Alternanza Locativa (lingua e/o vita)

Esite una regola universale che sembra far parte della dotazione cognitiva della facoltà di linguaggio.
L'entrata lessicale dei verbi contiene indicazioni precise circa l'argomento che subisce un cambiamento profondo nel corso del processo a cui il verbo si riferisce:
l'argomento che corrisponde all'oggetto che subisce il cambiamento viene realizzato come complemento diretto del verbo!

legenda:
σn è sintagma nominale (è il complemento diretto)
σp è sintagma preposizionale (è il complemento con la preposizione)

Eccoci:
1. carico il camion di fieno
(camion  σn - fieno σp)
2. carico il fieno sul camion
(fieno σn - camion σp)

Il verbo caricare, così come sgomberare, spruzzare, pulire (verbi a tre posti dove un agente esterno fa sì che un oggetto cambi di posizione) permette di scambiare, senza apparentemente variare il significato, il sintagma nominale e preposizionale tra loro.
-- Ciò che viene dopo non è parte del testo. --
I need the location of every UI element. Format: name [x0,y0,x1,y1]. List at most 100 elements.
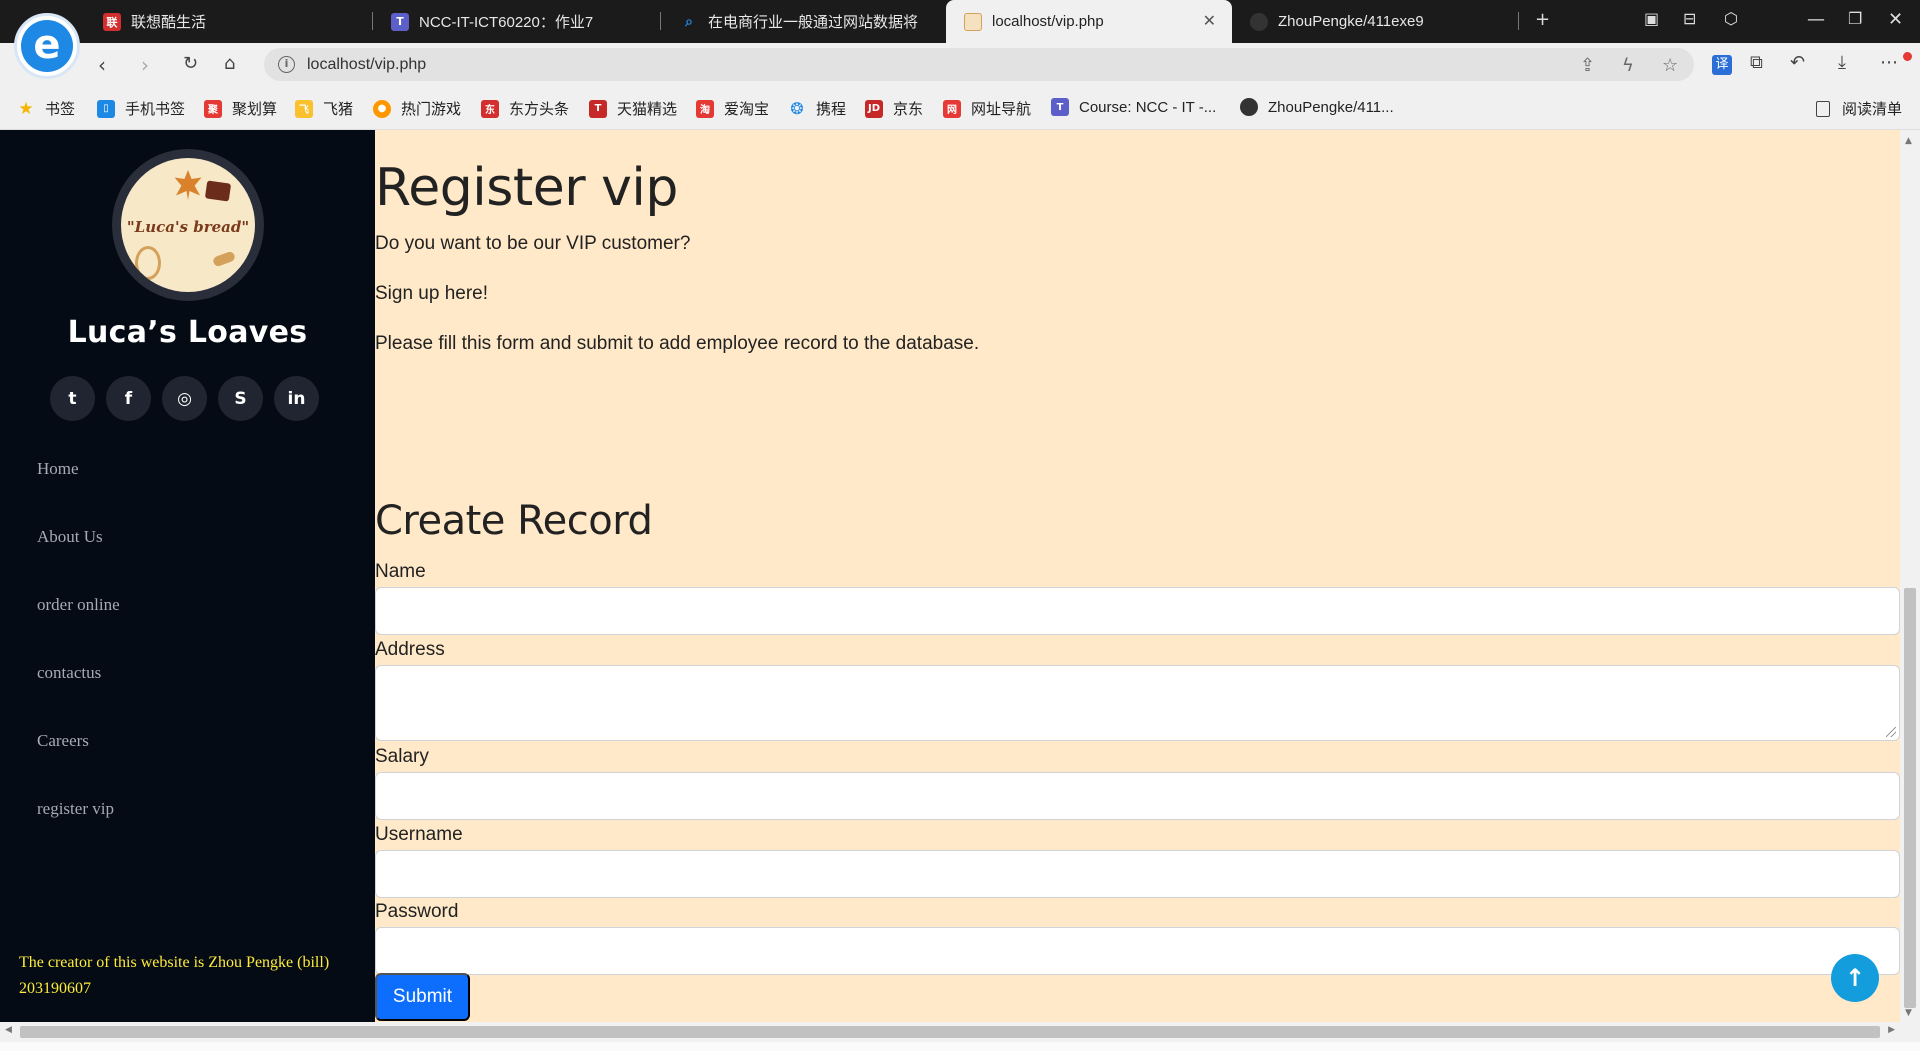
nav-careers[interactable]: Careers [37,727,120,795]
close-window-icon[interactable]: ✕ [1888,9,1903,30]
horizontal-scroll-thumb[interactable] [20,1026,1880,1038]
twitter-icon[interactable]: t [50,376,95,421]
bookmark-label: 爱淘宝 [724,101,770,118]
reading-list-icon [1815,100,1830,117]
close-tab-icon[interactable]: ✕ [1203,11,1216,31]
scroll-up-icon[interactable]: ▲ [1905,136,1912,146]
translate-icon[interactable]: 译 [1712,55,1732,75]
bookmark-tmall[interactable]: T 天猫精选 [589,98,677,119]
star-icon: ★ [18,98,34,119]
bookmark-label: 书签 [45,101,76,118]
home-icon[interactable]: ⌂ [224,53,235,74]
bookmark-fliggy[interactable]: 飞飞猪 [295,98,353,119]
download-icon[interactable]: ⤓ [1838,52,1846,73]
bookmark-aitaobao[interactable]: 淘爱淘宝 [696,98,769,119]
forward-icon[interactable]: › [141,53,149,77]
facebook-icon[interactable]: f [106,376,151,421]
share-icon[interactable]: ⇪ [1580,55,1595,76]
reading-list-label: 阅读清单 [1841,101,1902,118]
teams-icon: T [1051,98,1069,116]
bookmark-games[interactable]: ● 热门游戏 [373,98,461,119]
phone-icon: ▯ [97,99,115,118]
lenovo-icon: 联 [103,12,121,31]
tab-lenovo[interactable]: 联 联想酷生活 [103,0,373,43]
nav-about-us[interactable]: About Us [37,523,120,591]
page-title: Register vip [375,158,678,218]
tab-label: NCC-IT-ICT60220：作业7 [419,14,594,31]
extension-puzzle-icon[interactable]: ⧉ [1750,52,1763,73]
address-bar[interactable]: i localhost/vip.php ⇪ ϟ ☆ [264,48,1694,81]
tab-search[interactable]: ⌕ 在电商行业一般通过网站数据将 [680,0,920,43]
tmall-icon: T [589,99,607,118]
bookmark-label: 东方头条 [509,101,570,118]
brand-name[interactable]: Luca’s Loaves [0,315,375,350]
submit-button[interactable]: Submit [375,973,470,1021]
nav-home[interactable]: Home [37,455,120,523]
horizontal-scrollbar[interactable]: ◀ ▶ [0,1022,1920,1042]
github-icon [1240,98,1258,116]
bookmark-star[interactable]: ★ 书签 [17,98,75,119]
book-icon [204,180,232,202]
flash-icon[interactable]: ϟ [1622,55,1634,76]
bookmark-ctrip[interactable]: ❂ 携程 [788,98,846,119]
scroll-left-icon[interactable]: ◀ [5,1025,12,1035]
extensions-icon[interactable]: ⬡ [1724,9,1738,28]
bookmark-label: 飞猪 [323,101,354,118]
salary-label: Salary [375,746,429,767]
more-icon[interactable]: ⋯ [1880,52,1898,73]
tab-github[interactable]: ZhouPengke/411exe9 [1250,0,1510,43]
back-icon[interactable]: ‹ [98,53,106,77]
maximize-icon[interactable]: ❐ [1848,9,1862,28]
scroll-down-icon[interactable]: ▼ [1905,1008,1912,1018]
form-title: Create Record [375,498,653,544]
username-input[interactable] [375,850,1900,898]
instagram-icon[interactable]: ◎ [162,376,207,421]
tab-ncc-assignment[interactable]: T NCC-IT-ICT60220：作业7 [391,0,651,43]
bookmark-jd[interactable]: JD 京东 [865,98,923,119]
address-textarea[interactable] [375,665,1900,741]
nav-order-online[interactable]: order online [37,591,120,659]
bookmark-label: ZhouPengke/411... [1268,98,1394,116]
password-input[interactable] [375,927,1900,975]
new-tab-icon[interactable]: + [1535,9,1550,30]
nav-contactus[interactable]: contactus [37,659,120,727]
bread-logo-image: "Luca's bread" [121,158,255,292]
game-mode-icon[interactable]: ⊟ [1683,9,1696,28]
sidebar-toggle-icon[interactable]: ▣ [1644,9,1659,28]
reading-list[interactable]: 阅读清单 [1815,98,1902,119]
bookmark-course[interactable]: T Course: NCC - IT -... [1051,98,1216,116]
resize-grip-icon[interactable] [1886,727,1896,737]
tab-label: 在电商行业一般通过网站数据将 [708,14,918,31]
page-viewport: "Luca's bread" Luca’s Loaves t f ◎ S in … [0,130,1920,1051]
bookmark-mobile[interactable]: ▯ 手机书签 [97,98,185,119]
vertical-scroll-thumb[interactable] [1904,588,1916,1008]
bookmark-eastday[interactable]: 东东方头条 [481,98,569,119]
name-input[interactable] [375,587,1900,635]
linkedin-icon[interactable]: in [274,376,319,421]
bookmark-github[interactable]: ZhouPengke/411... [1240,98,1394,116]
site-info-icon[interactable]: i [278,56,295,73]
status-bar [0,1042,1920,1051]
bookmark-juhuasuan[interactable]: 聚聚划算 [204,98,277,119]
logo-text: "Luca's bread" [126,218,250,236]
browser-logo[interactable]: e [14,13,80,79]
taobao-icon: 淘 [696,99,714,118]
favorite-star-icon[interactable]: ☆ [1662,55,1678,76]
salary-input[interactable] [375,772,1900,820]
notification-dot [1903,52,1912,61]
vertical-scrollbar[interactable]: ▲ ▼ [1900,130,1920,1022]
password-label: Password [375,901,459,922]
nav-register-vip[interactable]: register vip [37,795,120,863]
bookmark-nav[interactable]: 网网址导航 [943,98,1031,119]
back-to-top-button[interactable]: ↑ [1831,954,1879,1002]
scroll-right-icon[interactable]: ▶ [1888,1025,1895,1035]
reload-icon[interactable]: ↻ [183,53,198,74]
undo-icon[interactable]: ↶ [1790,52,1805,73]
tab-localhost-vip[interactable]: localhost/vip.php ✕ [946,0,1232,43]
address-label: Address [375,639,445,660]
bookmark-label: 热门游戏 [401,101,462,118]
minimize-icon[interactable]: — [1807,9,1825,30]
skype-icon[interactable]: S [218,376,263,421]
game-icon: ● [373,99,391,118]
browser-e-icon: e [21,20,73,72]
1. verso l'acqua sul tavolo
2*. verso il tavolo d'acqua

il verbo versare, così come riempire, rovesciare, non permettono tale inversione. Perchè? Come lo sappiamo? Abbiamo forse studiato quali verbi consentono l'alternanza e quali no?
No, sembra che tale prescrizione sia interna all'entrata lessicale, è la lingua che decide quale oggetto subisce lo spostamento, e nei verbi in cui è il parlante a scegliere, senza troppo pensare, in automatico, utilizzerà come sintagma nominale l'oggetto che subisce lo spostamento maggiore!